Madame la ministre, les femmes nigériennes célèbrent le Mercredi 13 Mai la Journée Nationale de la Femme sous le thème ''Participation politique de la femme''. Pouvez-vous nous édifier sur la pertinence de ce thème dans le contexte nigérien ?
Tout d'abord permettez-moi de souhaiter une bonne fête de la femme nigérienne à toutes les femmes du Niger. La fête du 13 mai 2015 intervient en période pré électorale, et comme vous le savez, la loi sur le quota a été révisée en octobre 2014 pour rehausser le taux aux postes électifs qui passe est de 10 a 15%. Il est donc de notre devoir de sensibiliser les femmes et de faire le plaidoyer pour une représentation effective des femmes aux postes de décision a tous les niveaux.

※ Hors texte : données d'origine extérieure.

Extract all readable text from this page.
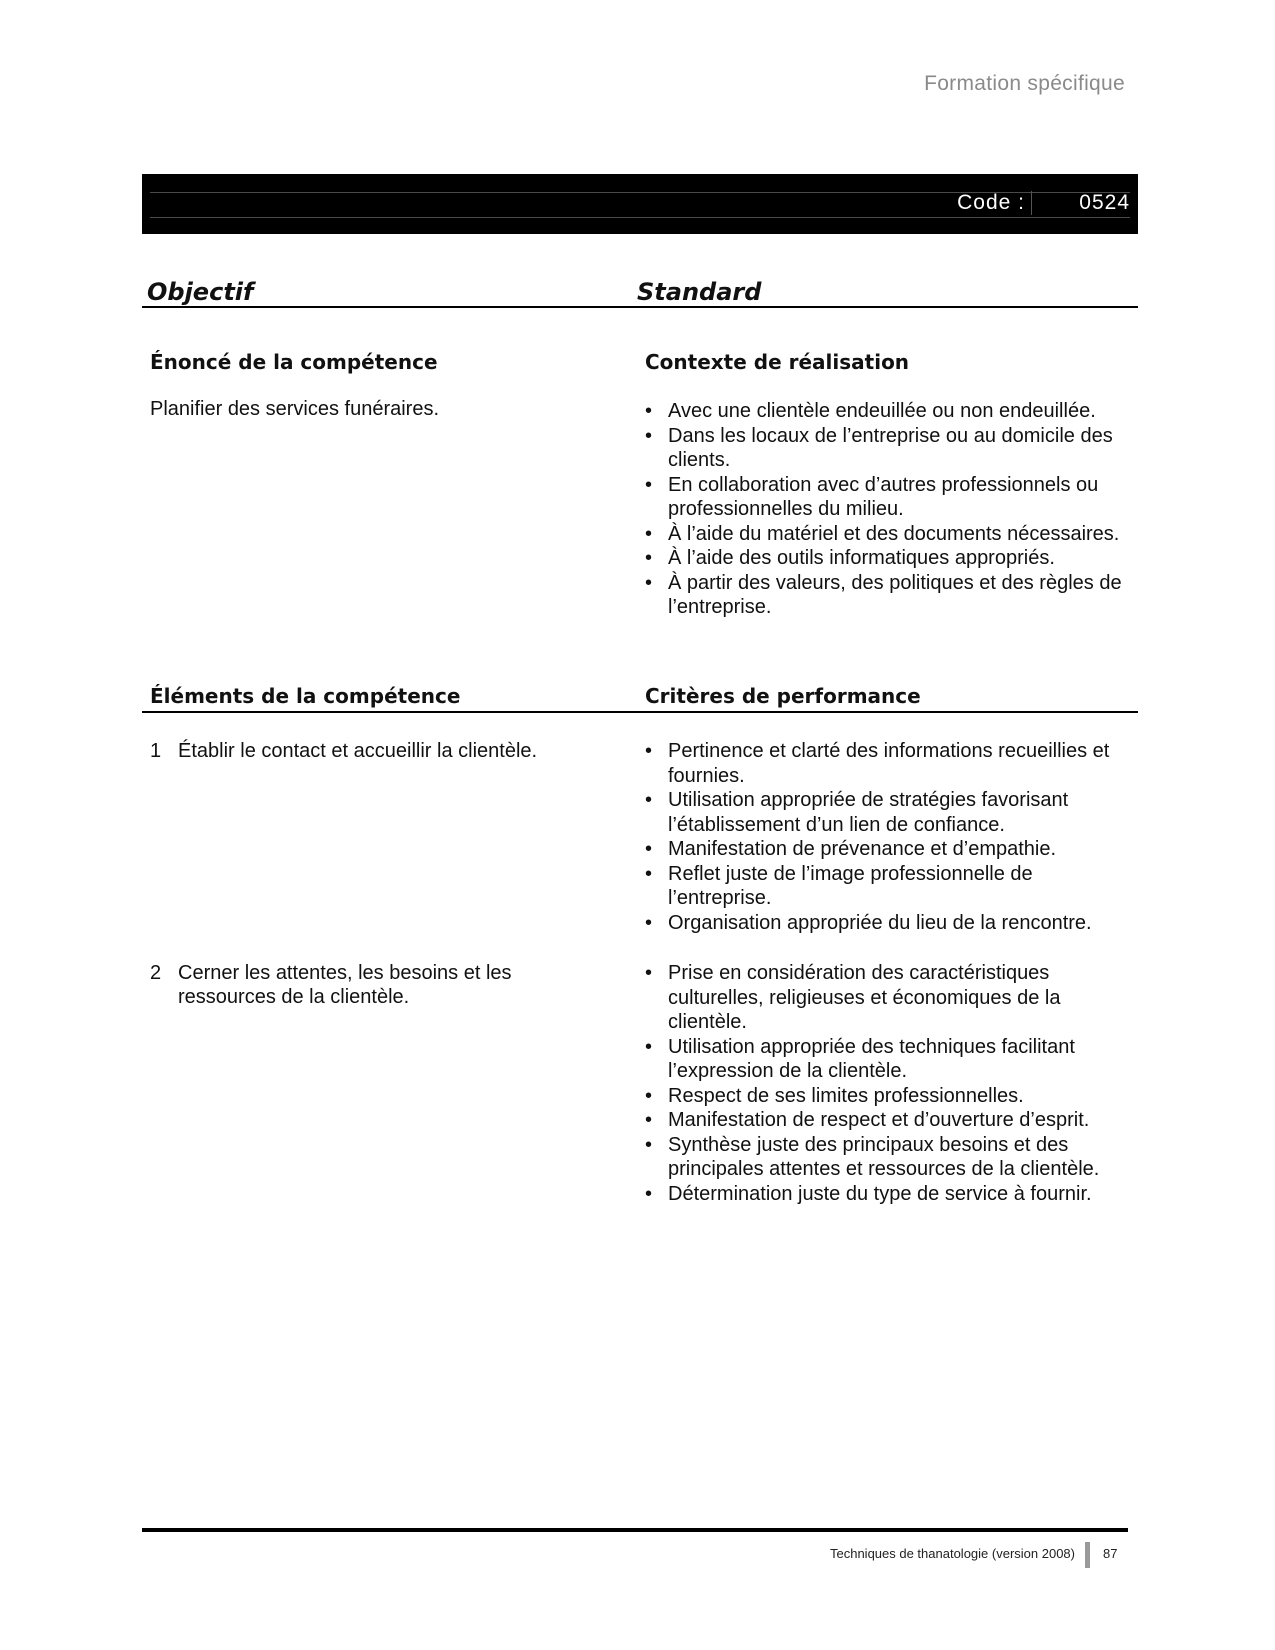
Formation spécifique
Code :	0524
Objectif	Standard
Énoncé de la compétence
Planifier des services funéraires.
Contexte de réalisation
• Avec une clientèle endeuillée ou non endeuillée.
• Dans les locaux de l’entreprise ou au domicile des clients.
• En collaboration avec d’autres professionnels ou professionnelles du milieu.
• À l’aide du matériel et des documents nécessaires.
• À l’aide des outils informatiques appropriés.
• À partir des valeurs, des politiques et des règles de l’entreprise.
Éléments de la compétence	Critères de performance
1 Établir le contact et accueillir la clientèle.
•	Pertinence et clarté des informations recueillies et fournies.
• Utilisation appropriée de stratégies favorisant l’établissement d’un lien de confiance.
• Manifestation de prévenance et d’empathie.
• Reflet juste de l’image professionnelle de l’entreprise.
• Organisation appropriée du lieu de la rencontre.
2 Cerner les attentes, les besoins et les ressources de la clientèle.
• Prise en considération des caractéristiques culturelles, religieuses et économiques de la clientèle.
• Utilisation appropriée des techniques facilitant l’expression de la clientèle.
• Respect de ses limites professionnelles.
• Manifestation de respect et d’ouverture d’esprit.
• Synthèse juste des principaux besoins et des principales attentes et ressources de la clientèle.
• Détermination juste du type de service à fournir.
Techniques de thanatologie (version 2008) 87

Quel bilan faites-vous des réalisations au profit des femmes depuis la mise en œuvre du Programme de la Renaissance du Niger ?
Dans la mise en œuvre du programme de la renaissance, La loi sur le quota a été révisée à la hausse pour les fonctions électives dont le taux passe de 10% à 15%. Un processus de prise en compte du genre dans le budget des ministères sectoriels a été initié avec le renforcement des capacités de 108 cadres centraux et régionaux sur la budgétisation sensible au genre. Le concept ''genre et islam'' qui vise à ressortir la position authentique de l'islam par rapport au genre a été développé avec l'organisation d'un forum international sur genre et Islam, l'élaboration de 6 modules thématiques genre et islam et la formation des oulémas prêcheurs femmes et hommes.
Un forum national ''Femme, famille et système de valeurs sociales au Niger'' a été organisé et a mobilisé des religieux, des universitaires, des leaders d'opinion, des acteurs des organisations de la société civile, des partenaires au développement et des cadres centraux et régionaux en vue de restaurer nos normes et valeurs sociales dans un environnement marqué par la dépravation des mœurs.
Durant ces quatre ans, nous avons mis à la disposition des groupements féminins : 369 moulins et décortiqueuses, 962 machines à coudre, 395 motopompes, 250 charrettes asines et bovines et 4 055 unités de matériels divers pour les activités de maraîchage. L'Etat met également à la disposition des ménages vulnérables les kits ménage constitués de quatre chèvres rousses par femme. Une autre opération a démarré consistant à mettre à la disposition de chaque femme vulnérable une vache gestante.
La ''Maison de la Femme'' de Maradi a été construite pour un cout global de 361 030 944 CFA et réceptionnée en mai 2014. C'est une structure de renforcement des capacités techniques et organisationnelles des femmes et de promotion de leur participation sociale, économique et politique.
Pour une meilleure autonomisation de la femme, le ministère met en œuvre en partenariat avec l'UNFPA, un programme de renforcement des capacités des adolescentes déscolarisées ou non scolarisées. L'objectif étant de doter ces jeunes en compétences sur la vie et les initier à des activités génératrices de revenus.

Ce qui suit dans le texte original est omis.